The downside is that polygraphs have never been proven accurate, and I’m doubtful that this technology will be able to accurately predict individual humans’ behavior. I consider myself a determinist, but I think the actual ability to predict every possible outcome of human behavior is far beyond our abilities.
Last year Jonah Lehrer wrote about a phenomena called the “decline effect” – the tendency for support for scientific claims to decrease as experiments are repeated. In particular, behavioral science seems to be greatly affected by the decline effect. Part of this is due to publication bias, but according to Lehrer a big part of the problem is sheer randomness (see also this follow-up).
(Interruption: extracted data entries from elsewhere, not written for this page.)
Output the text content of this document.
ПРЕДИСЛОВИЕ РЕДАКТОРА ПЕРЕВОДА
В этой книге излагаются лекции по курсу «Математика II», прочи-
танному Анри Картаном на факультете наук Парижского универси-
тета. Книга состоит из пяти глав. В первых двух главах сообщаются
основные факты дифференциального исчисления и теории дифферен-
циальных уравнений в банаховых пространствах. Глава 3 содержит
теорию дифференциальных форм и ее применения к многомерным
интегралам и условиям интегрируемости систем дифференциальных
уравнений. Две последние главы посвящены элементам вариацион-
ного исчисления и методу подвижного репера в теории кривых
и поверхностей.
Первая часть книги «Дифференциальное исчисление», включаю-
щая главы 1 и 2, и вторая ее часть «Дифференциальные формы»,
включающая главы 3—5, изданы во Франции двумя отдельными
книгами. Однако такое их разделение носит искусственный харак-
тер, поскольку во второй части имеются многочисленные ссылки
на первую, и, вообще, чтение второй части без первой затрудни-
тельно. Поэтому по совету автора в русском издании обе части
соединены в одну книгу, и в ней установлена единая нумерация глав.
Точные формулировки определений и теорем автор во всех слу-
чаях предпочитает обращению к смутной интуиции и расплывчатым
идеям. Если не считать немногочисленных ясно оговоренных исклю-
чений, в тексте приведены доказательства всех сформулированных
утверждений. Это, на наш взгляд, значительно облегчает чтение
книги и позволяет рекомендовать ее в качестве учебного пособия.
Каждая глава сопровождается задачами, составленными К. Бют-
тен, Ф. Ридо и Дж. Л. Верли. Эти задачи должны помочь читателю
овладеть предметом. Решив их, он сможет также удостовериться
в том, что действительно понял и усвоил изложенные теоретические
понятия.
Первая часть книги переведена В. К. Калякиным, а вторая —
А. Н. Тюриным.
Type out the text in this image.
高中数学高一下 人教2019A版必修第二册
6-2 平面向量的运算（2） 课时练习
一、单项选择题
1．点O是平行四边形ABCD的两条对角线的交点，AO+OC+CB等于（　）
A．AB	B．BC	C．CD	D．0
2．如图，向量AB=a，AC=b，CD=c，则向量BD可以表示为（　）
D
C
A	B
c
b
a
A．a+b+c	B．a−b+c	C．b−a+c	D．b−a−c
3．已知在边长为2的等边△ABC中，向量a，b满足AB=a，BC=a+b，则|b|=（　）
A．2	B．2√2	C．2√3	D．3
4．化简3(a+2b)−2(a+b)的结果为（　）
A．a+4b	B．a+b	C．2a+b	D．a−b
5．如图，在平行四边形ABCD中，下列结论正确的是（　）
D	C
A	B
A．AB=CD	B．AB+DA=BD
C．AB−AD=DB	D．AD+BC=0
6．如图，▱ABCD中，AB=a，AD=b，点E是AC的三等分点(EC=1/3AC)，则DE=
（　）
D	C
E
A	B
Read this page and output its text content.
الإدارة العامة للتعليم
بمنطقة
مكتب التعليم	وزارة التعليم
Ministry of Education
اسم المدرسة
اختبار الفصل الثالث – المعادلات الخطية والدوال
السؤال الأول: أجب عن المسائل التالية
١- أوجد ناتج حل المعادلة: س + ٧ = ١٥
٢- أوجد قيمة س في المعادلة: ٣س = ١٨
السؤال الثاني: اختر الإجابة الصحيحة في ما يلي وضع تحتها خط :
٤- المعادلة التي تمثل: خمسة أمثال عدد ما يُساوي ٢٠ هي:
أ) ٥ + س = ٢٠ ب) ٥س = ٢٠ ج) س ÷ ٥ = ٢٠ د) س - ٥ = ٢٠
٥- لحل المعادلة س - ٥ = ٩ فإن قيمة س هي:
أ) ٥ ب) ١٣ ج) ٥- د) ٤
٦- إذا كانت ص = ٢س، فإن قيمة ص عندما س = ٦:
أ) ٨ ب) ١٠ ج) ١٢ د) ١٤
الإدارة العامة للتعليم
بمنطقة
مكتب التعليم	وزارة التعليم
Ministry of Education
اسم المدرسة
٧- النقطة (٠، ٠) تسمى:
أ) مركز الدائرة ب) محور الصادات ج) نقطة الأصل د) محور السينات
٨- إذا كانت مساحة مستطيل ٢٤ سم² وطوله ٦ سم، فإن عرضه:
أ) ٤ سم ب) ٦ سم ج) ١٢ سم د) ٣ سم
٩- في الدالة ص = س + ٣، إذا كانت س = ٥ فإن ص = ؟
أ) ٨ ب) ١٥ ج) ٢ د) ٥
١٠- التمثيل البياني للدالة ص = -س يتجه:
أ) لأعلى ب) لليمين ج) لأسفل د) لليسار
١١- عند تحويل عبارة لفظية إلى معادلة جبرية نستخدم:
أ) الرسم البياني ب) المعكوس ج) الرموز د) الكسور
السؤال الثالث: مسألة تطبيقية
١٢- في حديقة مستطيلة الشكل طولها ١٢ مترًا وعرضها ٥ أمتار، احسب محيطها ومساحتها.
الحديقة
Human behavior is extremely messy and hard to model. In some cases, that might be fine. If a “other products you might like” widget or targeted advertising system mostly shows users stuff they don’t want, it’s okay as long as it gets it right enough to boost sales. Trying to predict and prevent terrorism, without unduly targeting innocents, is much more difficult.
This Ad’s For You
Companies like Hunch and OK Cupid are learning a lot of interesting stuff by analyzing data – but how useful is it? Even if we could assume beyond a shadow of a doubt that 60% of people who like beer are willing to have sex on a first date, you’re always going to have the exceptions.
And even in the case of advertising, I’m still not sure we’re going to get to a point that all the money being spent on finding ways to turn big data into advertising dollars is going to turn out to be a good investment. It’s worked out well for Google, but it hasn’t for virtually any other company. For all the data Facebook supposedly has on us, Facebook ads are less effective than banner ads.
Then there’s the question of what to actually do with all that data. Last year we asked what you would do with the massive data sets generated by persistent surveillance. We mostly got crickets.
So no, not only will big data not “save us all” – it won’t even save all our businesses. That doesn’t mean it’s not relevant – it doesn’t even mean that the ability to cope with massive data sets isn’t the most significant technological development of the past decade. But it would be unwise to put too much faith in our ability to crunch numbers.